I STILL BELIEVE
Jeremy Camp: «I just want you to know that whatever this is, and wherever this takes us, that I’m with you. Every step, every moment — I’m with you. I’m in. I’m so in»
Quote taken from I Still Believe, a 2020 movie directed by Andrew and Jon Erwin.
Markets would always like to hear Jeremy Camp’s words from central banks that “in any case, under any circumstance” they will be there and ready for anything. A topic that becomes even more fundamental in the current period, where the interventions from main institutions play a leading role in mitigating the effects of the pandemic.
This brings us to the European Central Bank, which last week decided to maintain the current expansionary policy without major changes, even though some operators would have liked a further expansion of the strategy. The Institute led by Christine Lagarde, however, has made it clear that - just like Jeremy Camp - it is there and it is ready for anything.
In particular, the Board confirmed the level of interest rates, which remain at zero for main refinancing operations and at 0.25% for the marginal operations. The ECB underlined that rate will remain mainly unchanged “until inflation prospects will converge towards a level close but below 2%”. The Institute also confirmed the current size of the Pandemic Emergency securities Purchase Program (PEPP) which has a total financial endowment of 1,850 billion euros; this plan will continue at least until March 2022 and, in any case, until this critical phase (due to the impact of the coronavirus) will be concluded.
«If favorable financing conditions can be maintained through asset purchase flows that do not exhaust the PEPP endowment - underlined Christine Lagarde, reading the press release at the end of the meeting - it will not be necessary to fully use it. In the same way, the endowment can be re-calibrated, if required, to preserve favorable financing conditions that counterbalance the negative shock of the pandemic on the inflation”.
Finally, the ECB also confirmed the Quantitative easing (PAA) plan of 20 billion per month, which will be maintained “as long as it is necessary to strengthen the adjustment impact of its reference rates”, and the longer-term refinancing operations term (TLTRO-III), considered to be an important tool «to support bank credit to businesses and households».
Turning to the United States, President Joe Biden, who took office last week, let citizens know that he is there and he is ready to do anything to support American families and businesses. The new tenant of the White House has in fact prepared a plan, to be approved by Congress quickly, stating that taxpayers’ money will be used “to rebuild America”. First of all, immediate aid is foreseen for approximately 1.9 trillion dollars.

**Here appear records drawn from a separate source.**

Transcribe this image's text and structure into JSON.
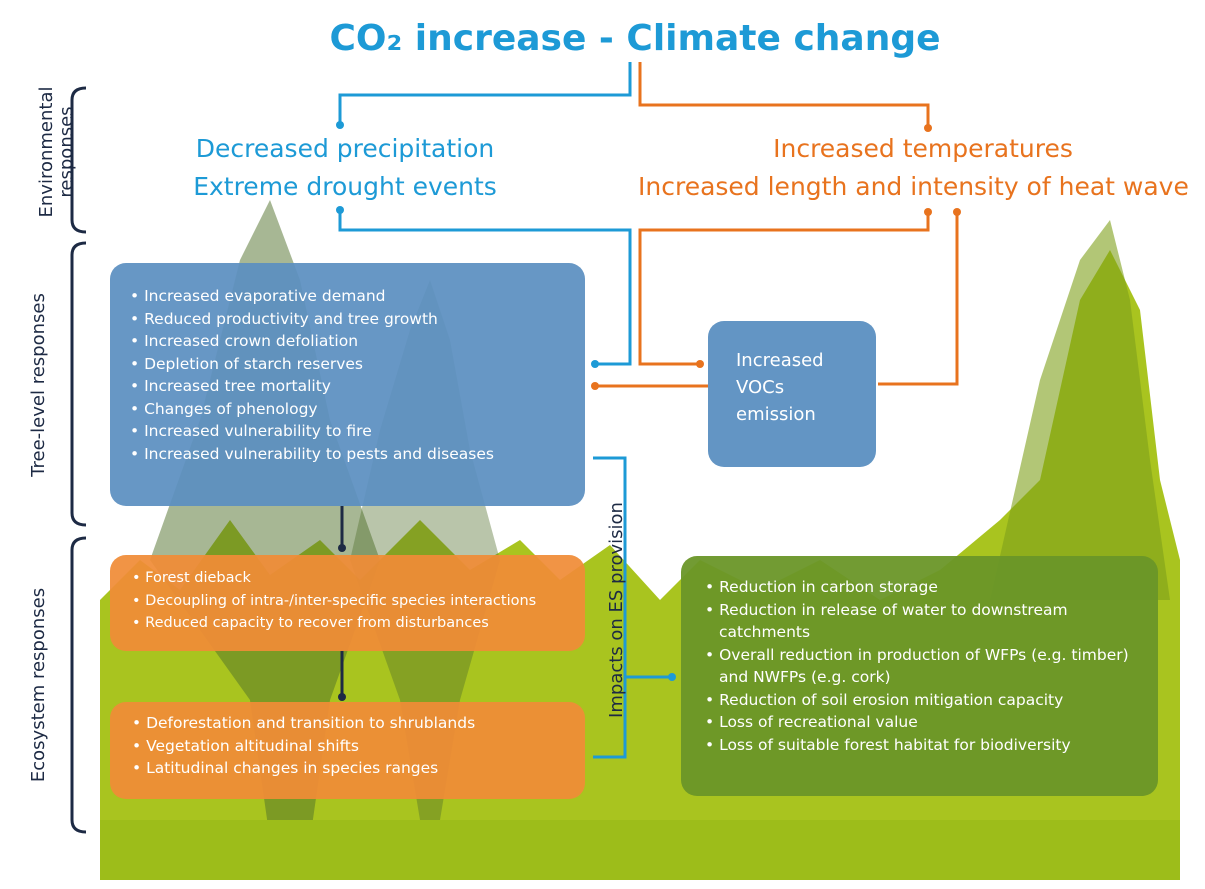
{
  "title": "CO₂ increase - Climate change",
  "side_labels": [
    [
      "Environmental",
      "responses"
    ],
    [
      "Tree-level responses"
    ],
    [
      "Ecosystem responses"
    ]
  ],
  "environmental": {
    "left": [
      "Decreased precipitation",
      "Extreme drought events"
    ],
    "right": [
      "Increased temperatures",
      "Increased length and intensity of heat wave"
    ]
  },
  "tree_box": {
    "items": [
      "Increased evaporative demand",
      "Reduced productivity and tree growth",
      "Increased crown defoliation",
      "Depletion of starch reserves",
      "Increased tree mortality",
      "Changes of phenology",
      "Increased vulnerability to fire",
      "Increased vulnerability to pests and diseases"
    ]
  },
  "vocs_box": {
    "lines": [
      "Increased",
      "VOCs",
      "emission"
    ]
  },
  "ecosystem_box_1": {
    "items": [
      "Forest dieback",
      "Decoupling of intra-/inter-specific species interactions",
      "Reduced capacity to recover from disturbances"
    ]
  },
  "ecosystem_box_2": {
    "items": [
      "Deforestation and transition to shrublands",
      "Vegetation altitudinal shifts",
      "Latitudinal changes in species ranges"
    ]
  },
  "impacts_label": "Impacts on ES provision",
  "es_box": {
    "items": [
      "Reduction in carbon storage",
      "Reduction in release of water to downstream catchments",
      "Overall reduction in production of WFPs (e.g. timber) and NWFPs (e.g. cork)",
      "Reduction of soil erosion mitigation capacity",
      "Loss of recreational value",
      "Loss of suitable forest habitat for biodiversity"
    ]
  }
}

Of these funds, almost 1 trillion will directly be allocated to support citizens, 160 billion for vaccinations and tests, 440 billion for businesses and 350 billion for states and local governments. Biden also proposed an increase in the minimum wage to $ 15 an hour, with the aim of “lifting 12 million Americans out of poverty.” But the package doesn’t stop there: new families allowances are coming, as well as increases in the unemployment benefits and in the tax credits.
However, the President stressed that this is a necessary first step but, alone, it will not be enough. Indeed, this plan should be followed in the coming months by a further and more ambitious stimulus, with huge resources to invest in the energy transition and infrastructure, which will probably be financed through higher taxes on large incomes. Looking at China, which has been ready to do anything to mitigate the effects of Covid-19 on the economy, the results of the Gross Domestic Product must be highlighted. The Asian giant has in fact avoided a contraction of GDP, confirming the recovery started after the lockdowns of the first quarter. In particular, according to the numbers released by the National Statistics Office, China recorded an annual growth of 2.3% in 2020 and 6.5% in the last quarter of last year compared to the same period in 2019.